In March 2011, the Mellentines filed a complaint in the Circuit Court for the County of Genesee, Michigan, against Am-eriquest, Chase, JP Morgan, MERS, Ci-tiRL, Orlans, WM, and “unknown lenders” (collectively “Defendants”). Soon after-wards, they filed their First Amended Complaint, asserting nineteen state and federal law claims against Defendants, upon which this action is based.

On April 1, 2011, Orlans removed the case to the United States District Court for the Eastern District of Michigan. All Defendants consented to the removal. On May 11, 2011, the district court entered an order declining to exercise supplemental jurisdiction and remanding state law claims to the state court. The remaining federal claims were made under the Truth in Lending Act (“TILA”), the Home Ownership and Equity Protection Act (“HOE-PA”), RESPA, and the FDCPA.

On April 21, 2011, the district court entered an order allowing Plaintiffs to file a Second Amended Complaint and extending time for Defendants to file responsive pleadings. However, the Second Amended Complaint was never filed with the district court.

In early May 2011, Orlans, Ameriquest, and CitiRL all filed separate motions to dismiss for failure to state a claim under Rule 12(b)(6).

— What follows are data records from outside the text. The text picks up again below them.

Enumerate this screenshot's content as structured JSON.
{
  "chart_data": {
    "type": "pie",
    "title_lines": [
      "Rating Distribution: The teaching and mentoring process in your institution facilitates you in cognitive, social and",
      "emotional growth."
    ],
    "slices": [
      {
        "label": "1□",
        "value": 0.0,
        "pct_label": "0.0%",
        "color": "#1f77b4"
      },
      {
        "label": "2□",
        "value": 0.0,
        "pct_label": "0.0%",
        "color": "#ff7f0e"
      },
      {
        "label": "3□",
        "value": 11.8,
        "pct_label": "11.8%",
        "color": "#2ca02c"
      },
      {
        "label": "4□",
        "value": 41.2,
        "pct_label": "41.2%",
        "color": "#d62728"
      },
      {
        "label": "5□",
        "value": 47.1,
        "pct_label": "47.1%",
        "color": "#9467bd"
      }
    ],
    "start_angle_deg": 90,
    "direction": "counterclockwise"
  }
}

The Mellentines filed a single response on May 24, 2011. Chase, JP Morgan, MERS, and WM subsequently filed a combined motion for judgment on the pleadings under Rule 12(c). The Mel-lentines then filed a response to the Rule 12(c) motion and also moved for judgment on the pleadings themselves. In their response to the motion to dismiss, the Mel-lentines withdrew their TILA and HOEPA claims, leaving only their RESPA and FDCPA claims at issue.

On October 20, 2011, the district court entered an Opinion and Order granting the motions to dismiss filed by all Defendants, and denying Plaintiffs’ motion for judgment on the pleadings, thereby dismissing the case. The Plaintiffs filed a timely appeal.

II. Standard of Review

Whether the district court properly dismissed a complaint pursuant to Rule 12(b)(6) is a question of law subject to review de novo. Kottmyer v. Maas, 436 F.3d 684, 688 (6th Cir.2006). The court must construe the complaint in a light most favorable to the plaintiff and accept all factual allegations as true. Kottmyer, 436 F.3d at 688. The factual allegations must “raise a right to relief above the speculative level.” Bell Atl. Corp. v. Twombly, 550 U.S. 544, 555, 127 S.Ct. 1955, 167 L.Ed.2d 929 (2007). In other words, the Rule 12(b)(6) standard requires that a plaintiff provide “enough facts to state a claim to relief that is plausible on its face.” Id. at 569, 127 S.Ct. 1955.

“While legal conclusions can provide the framework of a complaint, they must be supported by factual allegations.” Ashcroft v. Iqbal, 556 U.S. 662, 679, 129 S.Ct. 1937, 173 L.Ed.2d 868 (2009). Bare allegations without a factual context do not create a plausible claim. Ctr. for Bio-Ethical Reform, Inc. v. Napolitano, 648 F.3d 365, 374 (6th Cir.2011). A complaint must “contain[ ] direct or inferential allegations respecting all the material elements under some viable legal theory.” Mezibov v. Al *423 len, 411 F.3d 712, 716 (6th Cir.2005). The bare assertion of legal conclusions is not enough to constitute a claim for relief. Id. at 716.